Data from Baguio’s Buildings and Architecture Office (CBAO) showed that approximately 80% of the city’s structures – roughly 96,000 of 120,000 structures – have no valid permits, leaving only around 24,000 structures, with proper paperwork. 

Engineer Stephen Capuyan, CBAO head for demolition operations, confirmed that most of the landowners built structures on their land without first acquiring permits from the city. 

The CBAO figures showed a significant increase compared to earlier figures from the City Planning and Development Office (CPDO), which indicated that only 25% of Baguio’s structures had no building permits as of early 2022.

Engineer Nazita Bañez, the CBAO head, said proper permits, which require the expertise of a licensed engineer, can be processed with the help of private building experts. 

Bañez urged business establishments and building owners to secure their permits and undergo checks, which can be performed by private engineers, rather than going through the CBAO. 

She said private engineers possess the same knowledge and skills as the CBAO and can perform the necessary inspections.

Capuyan, however, said building owners in the city encounter challenges in securing permits due to what they saw as “exorbitant” fees charged by private technical professionals who prepare building plans and designs. 

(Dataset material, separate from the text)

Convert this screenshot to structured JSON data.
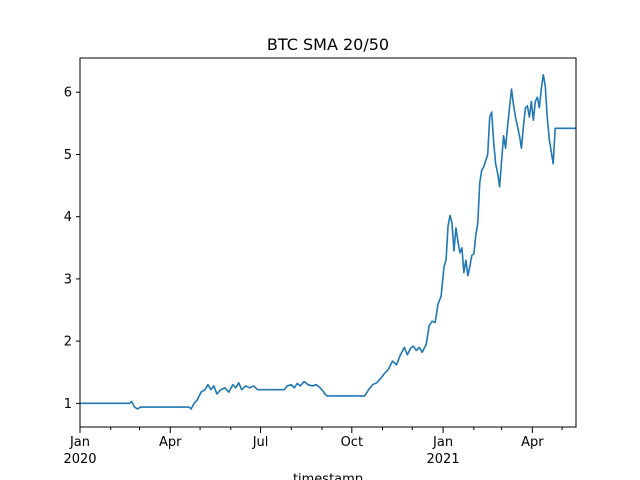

Encroachments on other properties and road right-of-ways further complicate the permit acquisition process, he said.

As building permits are processed by these technical professionals, such as engineers and architects, the CBAO can only provide limited assistance. 

Capuyan urged structure owners to seek the CBAO’s help instead in obtaining the necessary permits.

Their failure to secure permits from city hall may result in demolition, he warned.

To avoid demolitions and help building owners, the city government has simplified the permit application process. 

City hall’s simplified permit issuance program is primarily for structures on titled lots.

But initial numbers of applicants were low – there were only 25 during the first week of the implementation of the simplified processing of permits.

Local officials said there were nearly 100,000 structures that still lack proper permits to date. –

Angel Castillo is an Aries Rufo Journalism fellow.